One third of noise-thrash-meltdown trio Kill Alters, Bonnie Baxter strikes out on her own for this scorcher of a tape on Hausu Mountain. Baxter’s maxed-out sound squashes the computerised assault of those Digital Hardcore yobbos into the freewheeling rock-techno maximalism of Melt-Banana to create toxic missiles of rage. Distorted drum machine barrages drive Baxter’s yowling, yelping vocals onward, buoyed by needling electronics and teeth-grinding synth repetitions. On cuts such as ‘Vivid’ Baxter’s supercharged donk is so saturated in white-noise that my poor old laptop seems to shiver in protest. Gawd only knows what it auto-destructive fury it would wreak on the heads of my tape deck were I lucky enough to grip a physical copy.
Indeed, shorn of her bandmate’s complementary textures, Baxter solo is an even more viscerally wrenching experience. True, Kill Alters records such as 2016’s ‘No Self Helps’ have a certain bludgeoning stomp, courtesy of drummer Hisham Bharoocha (formerly of Black Dice and Lighting Bolt). But by keeping things electronic, ‘Ask Me How Satan Started’ signals a turn inward, away from the social world, creating a hermetic personal mythology that combines artefacts from Baxter’s own history (that’s her childhood voice on the album’s title track) with her wild and whirling ruminations.
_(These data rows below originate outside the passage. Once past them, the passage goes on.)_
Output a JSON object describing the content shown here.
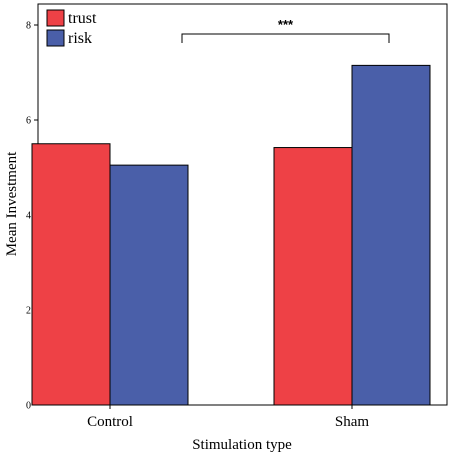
{
  "chart_data": {
    "type": "bar",
    "categories": [
      "Control",
      "Sham"
    ],
    "series": [
      {
        "name": "trust",
        "values": [
          5.5,
          5.42
        ],
        "color": "#ee4146"
      },
      {
        "name": "risk",
        "values": [
          5.05,
          7.15
        ],
        "color": "#4a5fa9"
      }
    ],
    "xlabel": "Stimulation type",
    "ylabel": "Mean Investment",
    "ylim": [
      0,
      8
    ],
    "yticks": [
      "0",
      "2",
      "4",
      "6",
      "8"
    ],
    "grid": false,
    "legend_position": "top-left",
    "annotation": {
      "text": "***",
      "from": "Control",
      "to": "Sham"
    }
  }
}
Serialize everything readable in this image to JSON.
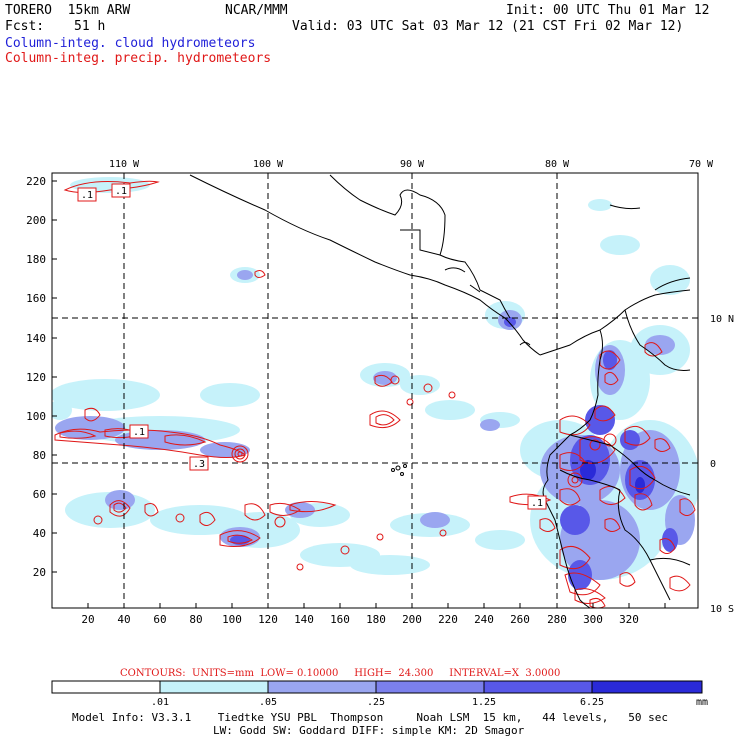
{
  "header": {
    "model": "TORERO  15km ARW",
    "center": "NCAR/MMM",
    "init": "Init: 00 UTC Thu 01 Mar 12",
    "fcst_label": "Fcst:",
    "fcst_value": "51 h",
    "valid": "Valid: 03 UTC Sat 03 Mar 12 (21 CST Fri 02 Mar 12)",
    "legend_blue": "Column-integ. cloud hydrometeors",
    "legend_red": "Column-integ. precip. hydrometeors"
  },
  "colors": {
    "blue_text": "#1f1fd8",
    "red_text": "#e01818",
    "shade_light": "#c6f2fa",
    "shade_mid": "#9aa6f0",
    "shade_dark": "#5858e8",
    "shade_darkest": "#2a2ad8"
  },
  "map": {
    "lon_labels": [
      "110 W",
      "100 W",
      "90 W",
      "80 W",
      "70 W"
    ],
    "lat_labels": [
      "10 N",
      "0",
      "10 S"
    ],
    "y_ticks": [
      "220",
      "200",
      "180",
      "160",
      "140",
      "120",
      "100",
      "80",
      "60",
      "40",
      "20"
    ],
    "x_ticks": [
      "20",
      "40",
      "60",
      "80",
      "100",
      "120",
      "140",
      "160",
      "180",
      "200",
      "220",
      "240",
      "260",
      "280",
      "300",
      "320"
    ],
    "contour_labels": [
      ".1",
      ".1",
      ".1",
      ".3",
      ".1"
    ]
  },
  "footer": {
    "contours": "CONTOURS:  UNITS=mm  LOW= 0.10000     HIGH=  24.300     INTERVAL=X  3.0000",
    "colorbar_values": [
      ".01",
      ".05",
      ".25",
      "1.25",
      "6.25"
    ],
    "colorbar_unit": "mm",
    "model_info_1": "Model Info: V3.3.1    Tiedtke YSU PBL  Thompson     Noah LSM  15 km,   44 levels,   50 sec",
    "model_info_2": "LW: Godd SW: Goddard DIFF: simple KM: 2D Smagor"
  }
}
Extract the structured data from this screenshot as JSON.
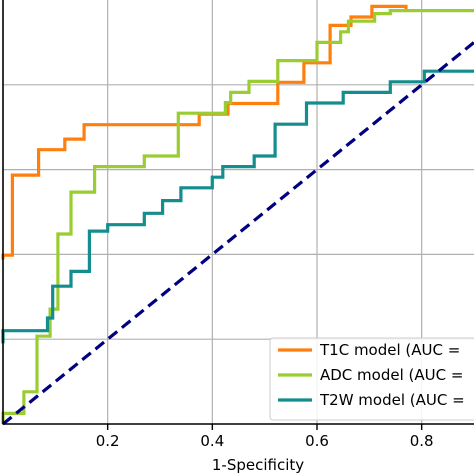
{
  "chart_data": {
    "type": "line",
    "xlabel": "1-Specificity",
    "ylabel": "",
    "title": "",
    "xlim": [
      0.0,
      0.9
    ],
    "ylim": [
      0.0,
      1.0
    ],
    "x_ticks": [
      "0.2",
      "0.4",
      "0.6",
      "0.8"
    ],
    "x_tick_values": [
      0.2,
      0.4,
      0.6,
      0.8
    ],
    "grid": true,
    "legend_position": "bottom-right",
    "series": [
      {
        "name": "T1C model (AUC =",
        "color": "#ff7f0e",
        "x": [
          0.0,
          0.0,
          0.018,
          0.018,
          0.068,
          0.068,
          0.118,
          0.118,
          0.155,
          0.155,
          0.205,
          0.205,
          0.375,
          0.375,
          0.43,
          0.43,
          0.525,
          0.525,
          0.575,
          0.575,
          0.625,
          0.625,
          0.665,
          0.665,
          0.705,
          0.705,
          0.77,
          0.77
        ],
        "y": [
          0.388,
          0.398,
          0.398,
          0.587,
          0.587,
          0.647,
          0.647,
          0.672,
          0.672,
          0.706,
          0.706,
          0.706,
          0.706,
          0.731,
          0.731,
          0.756,
          0.756,
          0.806,
          0.806,
          0.852,
          0.852,
          0.94,
          0.94,
          0.96,
          0.96,
          0.985,
          0.985,
          0.975
        ]
      },
      {
        "name": "ADC model (AUC =",
        "color": "#9acd32",
        "x": [
          0.0,
          0.0,
          0.04,
          0.04,
          0.065,
          0.065,
          0.09,
          0.09,
          0.105,
          0.105,
          0.13,
          0.13,
          0.175,
          0.175,
          0.215,
          0.215,
          0.27,
          0.27,
          0.335,
          0.335,
          0.39,
          0.39,
          0.425,
          0.425,
          0.435,
          0.435,
          0.47,
          0.47,
          0.525,
          0.525,
          0.56,
          0.56,
          0.6,
          0.6,
          0.645,
          0.645,
          0.66,
          0.66,
          0.71,
          0.71,
          0.74,
          0.74,
          0.9
        ],
        "y": [
          0.0,
          0.025,
          0.025,
          0.076,
          0.076,
          0.207,
          0.207,
          0.271,
          0.271,
          0.448,
          0.448,
          0.547,
          0.547,
          0.607,
          0.607,
          0.607,
          0.607,
          0.632,
          0.632,
          0.733,
          0.733,
          0.733,
          0.733,
          0.758,
          0.758,
          0.782,
          0.782,
          0.808,
          0.808,
          0.857,
          0.857,
          0.857,
          0.857,
          0.9,
          0.9,
          0.925,
          0.925,
          0.95,
          0.95,
          0.968,
          0.968,
          0.975,
          0.975
        ]
      },
      {
        "name": "T2W model (AUC =",
        "color": "#138d8d",
        "x": [
          0.0,
          0.0,
          0.045,
          0.045,
          0.085,
          0.085,
          0.095,
          0.095,
          0.13,
          0.13,
          0.165,
          0.165,
          0.2,
          0.2,
          0.27,
          0.27,
          0.305,
          0.305,
          0.34,
          0.34,
          0.4,
          0.4,
          0.42,
          0.42,
          0.48,
          0.48,
          0.52,
          0.52,
          0.58,
          0.58,
          0.65,
          0.65,
          0.74,
          0.74,
          0.805,
          0.805,
          0.9
        ],
        "y": [
          0.19,
          0.22,
          0.22,
          0.22,
          0.22,
          0.25,
          0.25,
          0.325,
          0.325,
          0.36,
          0.36,
          0.455,
          0.455,
          0.47,
          0.47,
          0.497,
          0.497,
          0.527,
          0.527,
          0.557,
          0.557,
          0.582,
          0.582,
          0.607,
          0.607,
          0.632,
          0.632,
          0.707,
          0.707,
          0.757,
          0.757,
          0.782,
          0.782,
          0.807,
          0.807,
          0.832,
          0.832
        ]
      },
      {
        "name": "",
        "color": "#000080",
        "dashed": true,
        "x": [
          0.0,
          0.9
        ],
        "y": [
          0.0,
          0.9
        ]
      }
    ]
  }
}
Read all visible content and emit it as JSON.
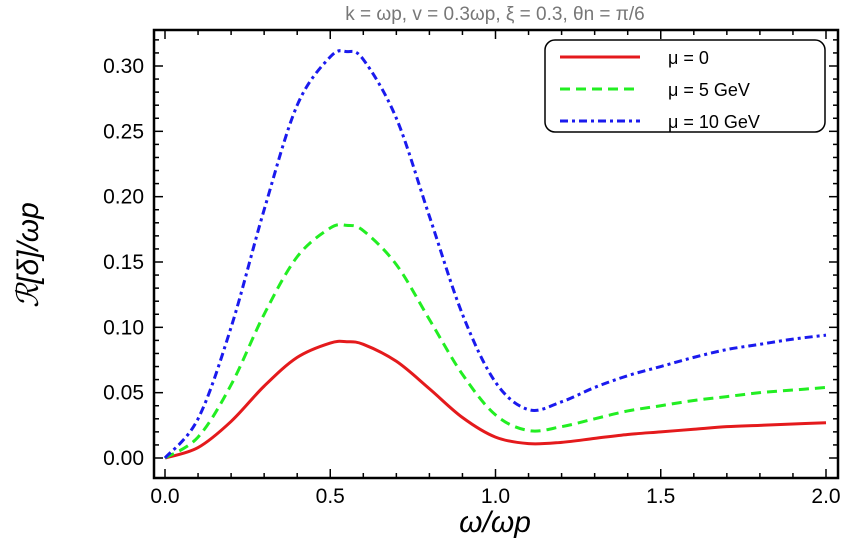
{
  "chart_data": {
    "type": "line",
    "title": "k = ωp, v = 0.3ωp, ξ = 0.3, θn = π/6",
    "xlabel": "ω/ωp",
    "ylabel": "ℛ[δ]/ωp",
    "xlim": [
      0,
      2.0
    ],
    "ylim": [
      0,
      0.32
    ],
    "xticks": [
      "0.0",
      "0.5",
      "1.0",
      "1.5",
      "2.0"
    ],
    "yticks": [
      "0.00",
      "0.05",
      "0.10",
      "0.15",
      "0.20",
      "0.25",
      "0.30"
    ],
    "grid": false,
    "legend_placement": "top-right",
    "x": [
      0,
      0.1,
      0.2,
      0.3,
      0.4,
      0.5,
      0.55,
      0.6,
      0.7,
      0.8,
      0.9,
      1.0,
      1.1,
      1.2,
      1.3,
      1.4,
      1.5,
      1.6,
      1.7,
      1.8,
      1.9,
      2.0
    ],
    "series": [
      {
        "name": "μ = 0",
        "color": "#e41a1c",
        "style": "solid",
        "values": [
          0,
          0.008,
          0.028,
          0.055,
          0.077,
          0.088,
          0.089,
          0.087,
          0.074,
          0.053,
          0.031,
          0.016,
          0.011,
          0.012,
          0.015,
          0.018,
          0.02,
          0.022,
          0.024,
          0.025,
          0.026,
          0.027
        ]
      },
      {
        "name": "μ = 5 GeV",
        "color": "#22ee22",
        "style": "dashed",
        "values": [
          0,
          0.016,
          0.056,
          0.11,
          0.154,
          0.176,
          0.178,
          0.174,
          0.148,
          0.106,
          0.064,
          0.033,
          0.021,
          0.024,
          0.03,
          0.036,
          0.04,
          0.044,
          0.047,
          0.05,
          0.052,
          0.054
        ]
      },
      {
        "name": "μ = 10 GeV",
        "color": "#1a1aee",
        "style": "dashdot",
        "values": [
          0,
          0.03,
          0.1,
          0.19,
          0.27,
          0.307,
          0.311,
          0.305,
          0.26,
          0.185,
          0.11,
          0.058,
          0.037,
          0.043,
          0.054,
          0.063,
          0.07,
          0.077,
          0.083,
          0.087,
          0.091,
          0.094
        ]
      }
    ]
  }
}
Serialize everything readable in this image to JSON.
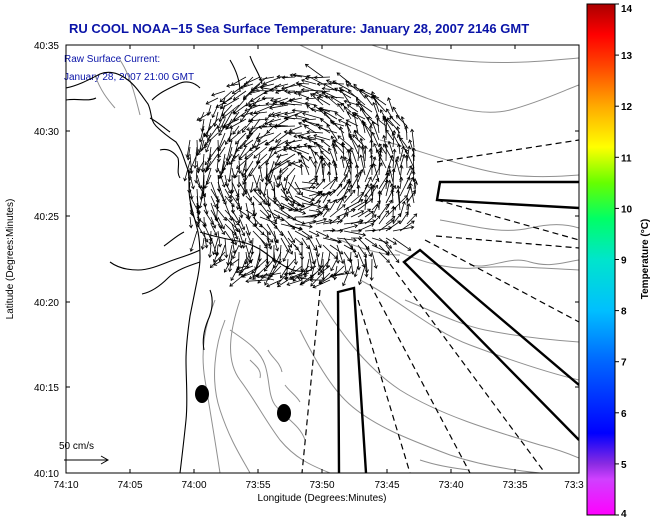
{
  "chart_data": {
    "type": "map",
    "title": "RU COOL  NOAA−15  Sea Surface Temperature:  January 28, 2007 2146 GMT",
    "annotation_line1": "Raw Surface Current:",
    "annotation_line2": "January 28, 2007 21:00 GMT",
    "xlabel": "Longitude (Degrees:Minutes)",
    "ylabel": "Latitude (Degrees:Minutes)",
    "x_ticks": [
      "74:10",
      "74:05",
      "74:00",
      "73:55",
      "73:50",
      "73:45",
      "73:40",
      "73:35",
      "73:3"
    ],
    "y_ticks": [
      "40:35",
      "40:30",
      "40:25",
      "40:20",
      "40:15",
      "40:10"
    ],
    "xlim": [
      -74.1667,
      -73.5
    ],
    "ylim": [
      40.1667,
      40.5833
    ],
    "colorbar": {
      "label": "Temperature (°C)",
      "range": [
        4,
        14
      ],
      "ticks": [
        "4",
        "5",
        "6",
        "7",
        "8",
        "9",
        "10",
        "11",
        "12",
        "13",
        "14"
      ]
    },
    "scale_arrow_label": "50 cm/s",
    "scale_arrow_cms": 50,
    "vector_field": {
      "description_units": "cm/s",
      "region_lon": [
        -74.0,
        -73.68
      ],
      "region_lat": [
        40.35,
        40.55
      ]
    },
    "grid": false
  },
  "colors": {
    "title": "#0a14a8",
    "vectors": "#000000",
    "coastline": "#000000",
    "bathymetry": "#909090",
    "colorbar_stops": [
      "#ff00ff",
      "#8a2be2",
      "#0000ff",
      "#00bfff",
      "#00ff99",
      "#33ff33",
      "#ccff00",
      "#ffff00",
      "#ffa500",
      "#ff3300",
      "#cc0000"
    ]
  }
}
The effect is never more disorientating than on ‘Lattice Belt’, Baxter raining down snare and hi-hat patters like titanium hailstones while her own looped snarls jig around between them. You can’t dance to this stuff, exactly, despite dancefloor rhythms peeking through the fusillade. Yet other tracks like ‘Impasse’ provide some opportunity for cathartic hypnosis, the waves of feedback in lockstep with jittering percussion to make a corroded mantra. And when the wart-ridden bass lurches in around two-thirds of the way through, euphoria rather than horror is the only acceptable response.